A Proud Partnership- Mission Blue Applauds IUCN’s Motion to Protect 30% of the Ocean By 2030!
“Planet at the Crossroads” was the theme at this year’s World Conservation Congress. Organized by the International Union for the Conservation of Nature (IUCN), leaders took bold steps in confirming recommendations for 30% marine protection by 2030. Over 180 countries and 700 conservation groups were represented.
Motion 53 came one week following President Obama’s historical expansion of Papahānaumokuākea Marine National Monument. Countries are now being urged to designate this as a minimum for Marine Protected Areas (MPAs). Building fuller sustainability would include the reduction of at least 30% “extractive” activities including fishing, mining, and drilling.
Pew Charitable Trusts outlines some of the ways in which this might be accomplished:
- States committing to designate at least 30 percent of their national waters as MPAs by 2030;
- States engaging constructively in establishing MPAs in areas beyond national jurisdiction, through the development of a new global instrument under the United Nations Convention on the Law of the Sea and through the adoption of new and existing proposals at the Commission for the Conservation of Antarctic Marine Living Resources; and
- IUCN State Members calling on the CBD Secretariat to initiate the process for achieving a post-Aichi target of 30 percent of coastal and marine areas fully protected by 2030.
Warming Seas
“Ocean warming may well turn out to be the greatest hidden challenge of our generation”, indicates Dan Laffoley, Marine Vice Chair of the World Commission on Protected Areas at IUCN and Mission Blue Board Member.
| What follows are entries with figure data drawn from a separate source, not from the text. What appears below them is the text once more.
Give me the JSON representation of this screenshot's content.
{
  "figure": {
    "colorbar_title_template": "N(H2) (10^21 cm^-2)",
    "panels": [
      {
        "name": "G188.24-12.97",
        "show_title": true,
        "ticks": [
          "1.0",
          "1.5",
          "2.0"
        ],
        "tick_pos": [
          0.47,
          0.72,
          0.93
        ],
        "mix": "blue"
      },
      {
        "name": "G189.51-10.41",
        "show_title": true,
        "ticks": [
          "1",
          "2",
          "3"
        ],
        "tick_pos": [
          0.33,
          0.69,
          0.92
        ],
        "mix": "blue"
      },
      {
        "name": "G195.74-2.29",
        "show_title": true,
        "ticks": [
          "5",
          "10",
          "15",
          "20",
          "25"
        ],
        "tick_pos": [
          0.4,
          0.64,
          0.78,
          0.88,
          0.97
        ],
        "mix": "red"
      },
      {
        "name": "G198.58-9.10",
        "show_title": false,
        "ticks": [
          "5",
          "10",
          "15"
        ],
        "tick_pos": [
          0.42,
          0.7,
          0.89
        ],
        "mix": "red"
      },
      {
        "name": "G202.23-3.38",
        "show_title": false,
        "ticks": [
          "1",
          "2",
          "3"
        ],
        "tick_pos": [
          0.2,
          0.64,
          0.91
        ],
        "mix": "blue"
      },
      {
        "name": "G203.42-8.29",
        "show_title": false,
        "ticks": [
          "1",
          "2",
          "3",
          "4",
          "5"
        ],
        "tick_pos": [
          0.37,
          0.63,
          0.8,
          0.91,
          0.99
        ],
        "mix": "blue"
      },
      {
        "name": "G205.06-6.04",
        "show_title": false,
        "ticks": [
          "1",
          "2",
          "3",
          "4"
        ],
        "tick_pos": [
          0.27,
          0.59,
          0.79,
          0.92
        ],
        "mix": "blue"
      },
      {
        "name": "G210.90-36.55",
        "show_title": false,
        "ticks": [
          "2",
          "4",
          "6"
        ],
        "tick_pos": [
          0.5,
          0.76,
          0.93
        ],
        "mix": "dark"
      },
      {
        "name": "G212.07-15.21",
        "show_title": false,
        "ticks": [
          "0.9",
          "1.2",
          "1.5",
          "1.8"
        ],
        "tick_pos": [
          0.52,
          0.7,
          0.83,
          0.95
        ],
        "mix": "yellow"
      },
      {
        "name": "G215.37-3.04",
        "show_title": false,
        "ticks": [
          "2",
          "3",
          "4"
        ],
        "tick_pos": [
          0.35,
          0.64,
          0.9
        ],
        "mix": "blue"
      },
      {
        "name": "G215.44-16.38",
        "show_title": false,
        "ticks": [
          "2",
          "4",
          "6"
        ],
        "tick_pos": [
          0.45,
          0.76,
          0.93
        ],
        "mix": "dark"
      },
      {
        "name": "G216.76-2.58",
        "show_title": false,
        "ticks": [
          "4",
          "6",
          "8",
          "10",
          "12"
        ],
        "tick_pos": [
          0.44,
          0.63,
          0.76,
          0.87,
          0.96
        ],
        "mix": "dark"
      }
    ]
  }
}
A new IUCN report led by Laffoley illuminates the impacts of ocean warming on ecosystems and species, and on the every-day benefits derived from the ocean- it’s ‘goods and services’. Protecting 30% of the ocean ensures resiliency to a changing climate.
The new ocean protection goal marks a celebrated achievement towards a growing movement to conserve valuable marine biodiversity. Mission Blue and countless other ocean organizations advocated for the passage of this important motion. Over the past year, citizens and organizations across the planet have nominated marine environments especially deserving of protection – known as Hope Spots – for review by Mission Blue and IUCN. After rigorous scientific vetting and policy analysis, we recently announced the names of 14 new Hope Spots, which came directly from a concerned global community calling out for more ocean protection.
By allowing citizens to elect their own Hope Spots, Mission Blue and IUCN hope to meet the 30% goal of igniting broad public support for a global network of marine protected areas large enough to protect and restore the ocean’s health.